Thursday, October 06, 2005

Unintentional humor..

If I didn't already mention it, I'm a really good shopper. By that I mean, I'm often able to find really good deals. Case in point: I found 1,000 threadcount (!) sheets on a clearance sale on a website called Bluefly.com. Hell! I've never even HEARD of 1,000 threadcount! OOOH, the luxury! the softness!

Anyway, I bought two sets: one queen set for me and one king set for my 77-year-old mom (because I am such a good daughter and I think my mom deserves such luxury! and also, she's the only person I know with a king-sized bed). About my mom: she's old-school, widowed, married in the 1940s, very prim and proper, considers "crap" a swear word. My mom recently remodeled her bedroom, so I thought the new sheets would be perfect for the new look in her room.
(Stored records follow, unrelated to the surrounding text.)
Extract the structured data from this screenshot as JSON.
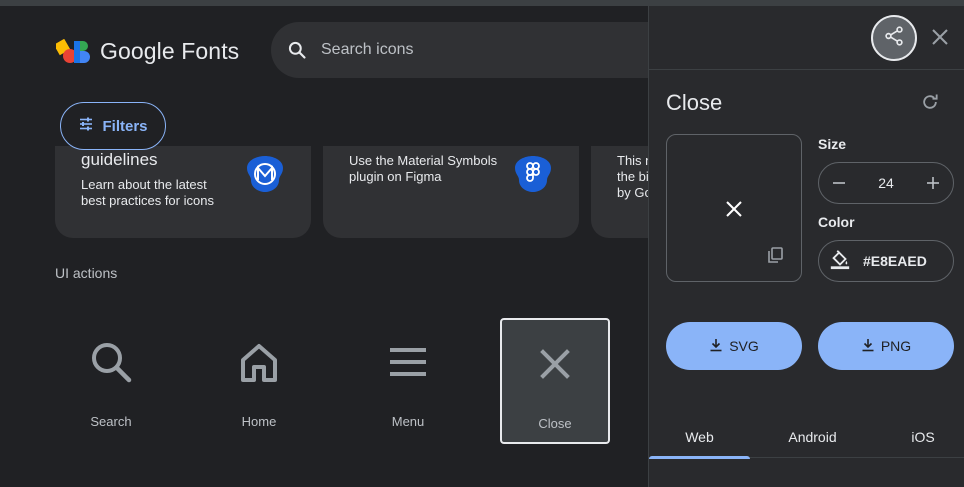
{
  "header": {
    "app_title": "Google Fonts",
    "search_placeholder": "Search icons"
  },
  "filters": {
    "label": "Filters"
  },
  "cards": [
    {
      "title": "guidelines",
      "desc_line1": "Learn about the latest",
      "desc_line2": "best practices for icons"
    },
    {
      "desc_line1": "Use the Material Symbols",
      "desc_line2": "plugin on Figma"
    },
    {
      "desc_line1": "This n",
      "desc_line2": "the bi",
      "desc_line3": "by Go"
    }
  ],
  "section": {
    "label": "UI actions"
  },
  "icons": [
    {
      "label": "Search",
      "icon": "search-icon"
    },
    {
      "label": "Home",
      "icon": "home-icon"
    },
    {
      "label": "Menu",
      "icon": "menu-icon"
    },
    {
      "label": "Close",
      "icon": "close-icon",
      "selected": true
    }
  ],
  "panel": {
    "title": "Close",
    "size_label": "Size",
    "size_value": "24",
    "color_label": "Color",
    "color_value": "#E8EAED",
    "download_svg": "SVG",
    "download_png": "PNG",
    "tabs": [
      "Web",
      "Android",
      "iOS"
    ],
    "active_tab": "Web"
  },
  "colors": {
    "accent": "#8ab4f8",
    "background": "#202124",
    "panel": "#292a2d",
    "text": "#e8eaed"
  }
}
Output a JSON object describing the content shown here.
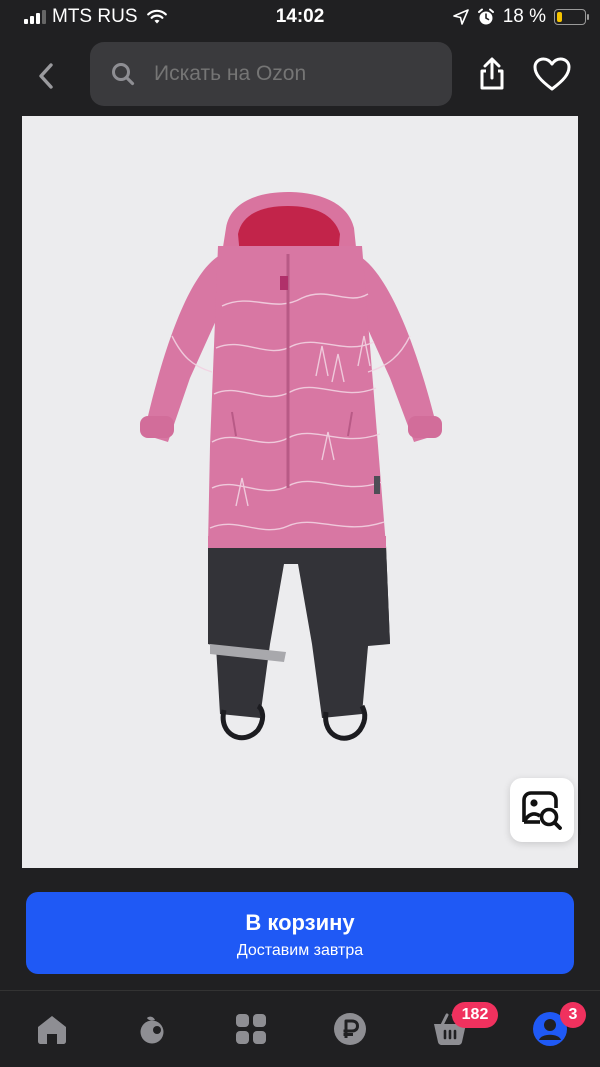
{
  "status_bar": {
    "carrier": "MTS RUS",
    "time": "14:02",
    "battery": "18 %",
    "battery_level": 0.18
  },
  "header": {
    "search_placeholder": "Искать на Ozon",
    "icons": [
      "back-icon",
      "search-icon",
      "share-icon",
      "heart-icon"
    ]
  },
  "product": {
    "image_description_icon": "pink-snowsuit-image",
    "visual_search_icon": "image-search-icon"
  },
  "cart_button": {
    "label": "В корзину",
    "subtitle": "Доставим завтра"
  },
  "tab_bar": {
    "cart_badge": "182",
    "profile_badge": "3",
    "icons": [
      "home-icon",
      "fresh-icon",
      "catalog-icon",
      "ruble-icon",
      "basket-icon",
      "profile-icon"
    ]
  },
  "colors": {
    "accent": "#1f59f5",
    "badge": "#f0315e",
    "background": "#202022"
  }
}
I asked my mom if she's used the new sheets yet.
"Not yet," she said.

"Oh, you're waiting for a special occasion?" I asked semi-seriously.
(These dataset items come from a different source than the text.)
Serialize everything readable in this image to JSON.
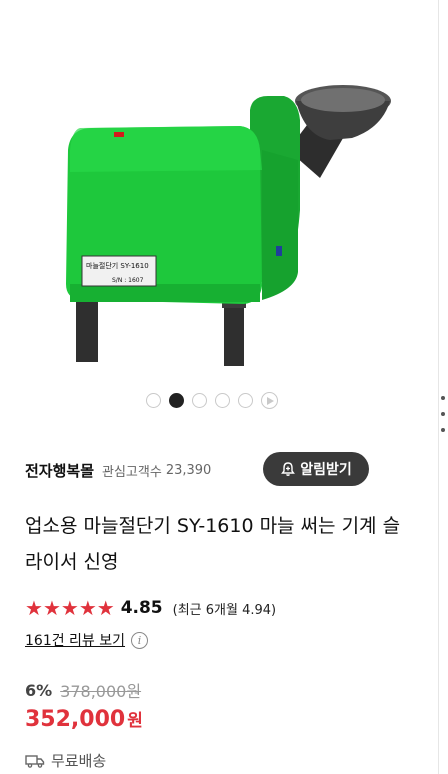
{
  "product_image": {
    "label_plate_title": "마늘절단기 SY-1610",
    "label_plate_serial": "S/N : 1607"
  },
  "gallery": {
    "dot_count": 5,
    "active_index": 1
  },
  "seller": {
    "name": "전자행복몰",
    "follower_label": "관심고객수",
    "follower_count": "23,390",
    "alarm_button": "알림받기"
  },
  "product": {
    "title": "업소용 마늘절단기 SY-1610 마늘 써는 기계 슬라이서 신영"
  },
  "rating": {
    "stars": 5,
    "value": "4.85",
    "recent": "(최근 6개월 4.94)"
  },
  "reviews": {
    "link": "161건 리뷰 보기",
    "info_icon": "i"
  },
  "price": {
    "discount": "6%",
    "original": "378,000원",
    "current": "352,000",
    "currency": "원"
  },
  "shipping": {
    "label": "무료배송"
  },
  "colors": {
    "accent_red": "#e0323c",
    "machine_green": "#1ec83c",
    "button_dark": "#3a3a3a"
  }
}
"What would be a special occasion for sheets?" my mom asked in all seriousness, mulling over Christmas with a decorative bedspread.

"Umm..." Could I name names in front of my mom or would that be tacky?

Wednesday, October 05, 2005

um...what was the question again?

You know how you never come up with the appropriate response until the question is too far in the past?
Most of the men I'll meet from here on out will be divorced with children and the conversation will, no doubt, go something like this:

Me: "So, how many kids do you have?"
Him: "Two" (or three or whatever) And you?"
Me: "I don't have any."
Him: "Oh? Do you want to have kids?"
Me: "Can we have dinner first?"

If he doesn't laugh, it means, a) he left his sense of humor in the car or, b) he's freaked out at even the THOUGHT of having more kids or c) in his mind, he's jumped ahead to the MAKING kids part.
I'll let you know when/if I get to use this.

Monday, October 03, 2005

No news is good news

Remember Teddy Bear? the Cubs employee with whom I had dinner not once but twice? (Sorry, but I had to write it with correct grammar to illustrate just how mismatched we were.)

I haven't heard anything from him and today is the day he drives back to Miami (where he lives WITH HIS PARENTS AT 43 YEARS OF AGE!!!!) He said that he prefers to drive at night, so he just stays up till about midnight or so and then takes off. Yeah, that's safe!

While they played in Houston, I left a voicemail message on his cell phone that went something like this, "Hi, it's xxxxx, I just wanted to say that I'm sorry things didn't work out with us, but I hope that doesn't mean we can't be friends. I know you've already got about a thousand friends in Chicago, but if you'd like one more, that would be great. If not, I guess I can understand that. Be safe driving home and have a good off-season. Bye."

You knew I'd HAVE to finish this, if not in person, at least on voicemail. And, actually, he was very interesting to talk to especially since he did almost ALL of the talking (including juicy stuff about his colleagues).

Of course, the only guy I've met in the last few years that has an interest in baseball and he turns out to be a Cro-Magnon. Are sports fans and educated men separate species or what?

A little light reading

My living room is illuminated by the lights of Wrigley Field although I know no game is being played there. The construction crews must be there, planning and scheduling the new bleacher seats that were finally approved.

For everyone else, it's fall. For me, it's the off-season. My plan for the next 190-odd days until Opening Day 2006 is to become a total baseball geek. Toward that end, I just bought the Cultural Encyclopedia of Baseball, an 888-page tome of baseball facts, figures and great stories. No, that was not a typo, it is almost 900 pages of minutae about my favorite sport.

Did you know that slugger Jose Canseco was voted to the All-Star team in 1990 despite HAVING NOT PLAYED AT ALL THAT YEAR DUE TO INJURY.

Another thing...when the Giants and the Dodgers moved out to the west coast in the 1950s, Major League Baseball instituted a rule that stated that in the event of a plane crash, the remaining teams would have to volunteer a player to make up for the missing team. MLB still have a version of this rules in the books somewhere. Just creeps me out thinking about it!

Okay, I'm a total dork.

One more....in the Venezuela winter leagues, the fans have been known to throw iguanas at the players! Maybe that's why our shitty centerfield Corey Patterson doesn't want to play winter ball!

How many more days till Spring Training?